- Directed by: Robert Florey
- Written by: Pierre Collings
- Based on: The Hole in the Wall by Frederick J. Jackson
- Starring: Claudette Colbert Edward G. Robinson David Newell
- Cinematography: George J. Folsey
- Edited by: Mort Blumenstock
- Music by: Gerard Carbonara W. Franke Harling
- Distributed by: Paramount Pictures
- Release date: April 27, 1929;
- Running time: 63 minutes
- Country: United States
- Language: English

= The Hole in the Wall (1929 film) =

1929 film

The Hole in the Wall is a 1929 pre-Code mystery drama film directed by Robert Florey, and starring Claudette Colbert and Edward G. Robinson. This early talking picture was the first appearance of Robinson in the role of a gangster, and "can be viewed as a dry run for his eventual success (in 1931 in Little Caesar)". It was also one of Colbert's first film appearances.
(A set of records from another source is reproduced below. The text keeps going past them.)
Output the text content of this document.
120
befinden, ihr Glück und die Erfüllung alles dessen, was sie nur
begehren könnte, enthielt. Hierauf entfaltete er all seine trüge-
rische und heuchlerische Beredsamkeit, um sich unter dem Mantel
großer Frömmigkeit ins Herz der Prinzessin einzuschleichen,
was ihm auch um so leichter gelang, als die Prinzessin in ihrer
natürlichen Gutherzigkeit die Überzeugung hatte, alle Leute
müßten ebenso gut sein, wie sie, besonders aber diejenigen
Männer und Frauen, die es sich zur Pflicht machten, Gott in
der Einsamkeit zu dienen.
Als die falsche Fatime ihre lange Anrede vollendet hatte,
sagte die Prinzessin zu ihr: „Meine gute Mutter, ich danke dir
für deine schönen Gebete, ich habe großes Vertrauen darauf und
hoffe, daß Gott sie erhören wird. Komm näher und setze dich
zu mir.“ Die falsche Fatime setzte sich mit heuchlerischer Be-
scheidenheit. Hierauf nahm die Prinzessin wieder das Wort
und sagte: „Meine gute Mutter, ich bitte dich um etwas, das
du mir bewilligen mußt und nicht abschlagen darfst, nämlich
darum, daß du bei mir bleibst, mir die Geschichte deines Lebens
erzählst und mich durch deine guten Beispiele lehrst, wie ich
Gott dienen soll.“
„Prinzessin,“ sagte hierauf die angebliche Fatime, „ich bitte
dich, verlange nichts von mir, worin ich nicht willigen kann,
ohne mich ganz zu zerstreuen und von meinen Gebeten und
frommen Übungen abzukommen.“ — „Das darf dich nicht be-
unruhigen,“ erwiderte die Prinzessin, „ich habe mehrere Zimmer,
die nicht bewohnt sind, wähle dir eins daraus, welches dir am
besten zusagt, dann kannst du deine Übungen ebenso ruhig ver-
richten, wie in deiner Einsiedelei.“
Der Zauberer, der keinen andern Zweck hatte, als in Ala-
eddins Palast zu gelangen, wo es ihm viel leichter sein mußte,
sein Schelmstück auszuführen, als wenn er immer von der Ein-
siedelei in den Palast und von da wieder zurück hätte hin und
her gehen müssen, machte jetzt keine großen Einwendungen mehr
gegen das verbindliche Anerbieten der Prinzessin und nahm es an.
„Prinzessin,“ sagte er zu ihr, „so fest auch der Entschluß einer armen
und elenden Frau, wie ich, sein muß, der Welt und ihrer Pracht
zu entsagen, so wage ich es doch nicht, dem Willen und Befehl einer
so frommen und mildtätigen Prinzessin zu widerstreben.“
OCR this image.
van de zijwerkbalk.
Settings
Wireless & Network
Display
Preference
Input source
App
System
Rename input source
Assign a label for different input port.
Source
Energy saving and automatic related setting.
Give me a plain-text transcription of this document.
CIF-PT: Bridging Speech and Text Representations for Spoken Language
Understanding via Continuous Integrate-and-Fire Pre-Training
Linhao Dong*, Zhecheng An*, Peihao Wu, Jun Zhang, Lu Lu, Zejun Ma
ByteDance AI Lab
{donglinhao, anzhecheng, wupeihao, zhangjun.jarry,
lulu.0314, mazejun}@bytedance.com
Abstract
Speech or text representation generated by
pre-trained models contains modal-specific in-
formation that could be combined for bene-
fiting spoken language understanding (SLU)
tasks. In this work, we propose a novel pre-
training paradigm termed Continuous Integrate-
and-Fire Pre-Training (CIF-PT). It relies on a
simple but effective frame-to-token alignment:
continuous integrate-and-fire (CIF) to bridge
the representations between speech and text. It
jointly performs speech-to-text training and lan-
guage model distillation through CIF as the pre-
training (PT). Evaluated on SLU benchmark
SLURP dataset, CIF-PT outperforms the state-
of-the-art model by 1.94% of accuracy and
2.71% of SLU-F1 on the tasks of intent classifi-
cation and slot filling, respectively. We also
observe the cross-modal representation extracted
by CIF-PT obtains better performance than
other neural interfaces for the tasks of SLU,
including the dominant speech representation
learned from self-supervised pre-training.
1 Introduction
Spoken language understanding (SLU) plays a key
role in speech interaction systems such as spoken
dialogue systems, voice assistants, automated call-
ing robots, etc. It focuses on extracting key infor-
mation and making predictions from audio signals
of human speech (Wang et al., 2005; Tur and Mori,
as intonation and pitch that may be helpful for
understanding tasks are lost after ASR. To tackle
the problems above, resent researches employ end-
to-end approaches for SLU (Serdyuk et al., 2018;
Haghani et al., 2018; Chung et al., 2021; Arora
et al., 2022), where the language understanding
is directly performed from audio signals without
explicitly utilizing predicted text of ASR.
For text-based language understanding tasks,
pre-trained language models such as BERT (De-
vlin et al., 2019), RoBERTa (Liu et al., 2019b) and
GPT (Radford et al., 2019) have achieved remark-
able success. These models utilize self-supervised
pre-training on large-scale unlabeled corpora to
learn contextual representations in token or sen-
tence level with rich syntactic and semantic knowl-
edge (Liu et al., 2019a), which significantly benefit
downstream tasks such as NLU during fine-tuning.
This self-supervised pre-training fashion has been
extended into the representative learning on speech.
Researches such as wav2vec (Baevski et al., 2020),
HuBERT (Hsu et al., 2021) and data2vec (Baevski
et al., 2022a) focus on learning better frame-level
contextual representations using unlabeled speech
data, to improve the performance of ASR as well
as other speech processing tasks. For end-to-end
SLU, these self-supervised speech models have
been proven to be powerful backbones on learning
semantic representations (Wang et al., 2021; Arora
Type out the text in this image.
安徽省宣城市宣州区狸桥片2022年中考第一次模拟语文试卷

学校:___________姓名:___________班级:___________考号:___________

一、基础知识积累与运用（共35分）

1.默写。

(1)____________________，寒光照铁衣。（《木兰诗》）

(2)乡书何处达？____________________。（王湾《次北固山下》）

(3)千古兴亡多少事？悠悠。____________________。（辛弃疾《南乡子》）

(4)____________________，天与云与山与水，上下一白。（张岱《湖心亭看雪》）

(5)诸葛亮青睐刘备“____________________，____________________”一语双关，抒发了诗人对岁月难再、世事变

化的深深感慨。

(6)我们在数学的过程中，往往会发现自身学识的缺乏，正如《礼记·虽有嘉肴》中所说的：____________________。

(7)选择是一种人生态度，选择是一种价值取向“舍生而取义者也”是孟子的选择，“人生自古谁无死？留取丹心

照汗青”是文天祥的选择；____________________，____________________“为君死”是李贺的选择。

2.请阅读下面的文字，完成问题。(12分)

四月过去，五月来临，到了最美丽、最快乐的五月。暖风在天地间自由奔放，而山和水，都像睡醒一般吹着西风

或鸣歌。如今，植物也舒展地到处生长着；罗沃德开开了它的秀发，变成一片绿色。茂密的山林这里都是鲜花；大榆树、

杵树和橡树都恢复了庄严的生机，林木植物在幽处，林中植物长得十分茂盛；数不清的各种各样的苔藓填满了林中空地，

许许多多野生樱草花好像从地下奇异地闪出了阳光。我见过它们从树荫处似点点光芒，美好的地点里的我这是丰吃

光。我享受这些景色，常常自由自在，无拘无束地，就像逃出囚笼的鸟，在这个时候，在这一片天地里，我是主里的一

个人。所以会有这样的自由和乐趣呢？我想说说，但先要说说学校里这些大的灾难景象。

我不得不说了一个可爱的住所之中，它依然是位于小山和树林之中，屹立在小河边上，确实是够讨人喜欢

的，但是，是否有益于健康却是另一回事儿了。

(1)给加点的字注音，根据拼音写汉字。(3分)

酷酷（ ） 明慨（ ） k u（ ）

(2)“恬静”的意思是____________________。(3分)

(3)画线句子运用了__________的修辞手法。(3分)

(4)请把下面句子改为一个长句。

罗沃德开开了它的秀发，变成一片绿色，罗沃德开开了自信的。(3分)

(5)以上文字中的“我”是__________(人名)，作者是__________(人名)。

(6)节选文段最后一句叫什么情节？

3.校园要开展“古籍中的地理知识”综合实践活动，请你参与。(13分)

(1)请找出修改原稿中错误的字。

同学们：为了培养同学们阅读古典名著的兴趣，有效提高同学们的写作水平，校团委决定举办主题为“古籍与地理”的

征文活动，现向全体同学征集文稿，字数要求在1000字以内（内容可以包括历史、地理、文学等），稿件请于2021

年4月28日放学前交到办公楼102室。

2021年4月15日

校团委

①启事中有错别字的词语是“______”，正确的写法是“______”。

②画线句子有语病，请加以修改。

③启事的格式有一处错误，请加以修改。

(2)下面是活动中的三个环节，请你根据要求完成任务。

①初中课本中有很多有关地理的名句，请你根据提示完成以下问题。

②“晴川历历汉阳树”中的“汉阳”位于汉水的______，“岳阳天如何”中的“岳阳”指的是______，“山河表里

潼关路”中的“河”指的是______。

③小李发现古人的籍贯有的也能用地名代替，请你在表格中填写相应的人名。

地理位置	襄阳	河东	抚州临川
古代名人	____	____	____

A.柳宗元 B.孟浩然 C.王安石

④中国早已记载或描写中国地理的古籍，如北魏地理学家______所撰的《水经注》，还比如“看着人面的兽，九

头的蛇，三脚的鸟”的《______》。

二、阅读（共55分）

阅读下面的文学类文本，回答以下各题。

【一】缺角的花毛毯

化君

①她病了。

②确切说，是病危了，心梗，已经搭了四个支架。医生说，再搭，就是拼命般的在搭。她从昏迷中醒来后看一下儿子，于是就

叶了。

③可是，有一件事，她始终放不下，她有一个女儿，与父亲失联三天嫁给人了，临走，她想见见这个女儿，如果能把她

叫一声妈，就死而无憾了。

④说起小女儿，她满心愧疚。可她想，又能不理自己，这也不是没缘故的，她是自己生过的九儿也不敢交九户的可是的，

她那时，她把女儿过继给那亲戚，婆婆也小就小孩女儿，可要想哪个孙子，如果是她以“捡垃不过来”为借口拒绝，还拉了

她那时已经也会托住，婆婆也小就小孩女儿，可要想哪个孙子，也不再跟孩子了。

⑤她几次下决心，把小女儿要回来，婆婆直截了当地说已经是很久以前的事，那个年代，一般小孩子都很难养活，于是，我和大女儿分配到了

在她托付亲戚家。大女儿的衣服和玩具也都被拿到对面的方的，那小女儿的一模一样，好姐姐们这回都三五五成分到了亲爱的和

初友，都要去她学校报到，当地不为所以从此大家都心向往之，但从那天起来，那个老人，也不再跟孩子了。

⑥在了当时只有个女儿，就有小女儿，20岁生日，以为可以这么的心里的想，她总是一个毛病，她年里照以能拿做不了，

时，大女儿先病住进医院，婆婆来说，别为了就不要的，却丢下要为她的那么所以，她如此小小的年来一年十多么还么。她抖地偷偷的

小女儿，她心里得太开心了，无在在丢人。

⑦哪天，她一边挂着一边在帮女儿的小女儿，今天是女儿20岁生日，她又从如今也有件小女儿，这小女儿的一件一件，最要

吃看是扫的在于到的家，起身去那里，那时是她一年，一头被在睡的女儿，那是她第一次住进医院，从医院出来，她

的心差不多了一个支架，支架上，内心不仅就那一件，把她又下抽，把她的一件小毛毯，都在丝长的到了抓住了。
The film was shot at Paramount's Astoria Studios in New York.
The film is a remake of an earlier 1921 silent The Hole in the Wall.

==Plot==

The film

The Fox, a con man, teams up with Madame Mystera, a fake fortune teller, to bilk naive people of their money. When Madame Mystera dies in an elevated train derailment, the Fox hires Jean Oliver to replace her. However, over time, he comes to believe that Jean actually does have supernatural powers.

==Cast==
- Claudette Colbert as Jean Oliver
- Edward G. Robinson as The Fox
- David Newell as Gordon Grant
- Nellie Savage as Madame Mystera
- Donald Meek as Goofy
- Alan Brooks as Jim
- Louise Closser Hale as Mrs. Ramsay
- Katherine Emmet as Mrs. Carlake
- Marcia Kagno as Marcia
- Barry Macollum as Dogface
- George MacQuarrie as Inspector
- Helen Crane as Mrs. Lyons

==Criticism==
According to critic Troy Howarth, the film "is an interesting amalgam of gangster melodrama and horror, one in which Edward G. Robinson steals the show." Colbert's "character becomes more complex as the picture unfolds, and the actress keeps up just fine." He commented that Florey's bizarre set designs for the medium's den looked as if they were inspired by the German film The Cabinet of Dr. Caligari.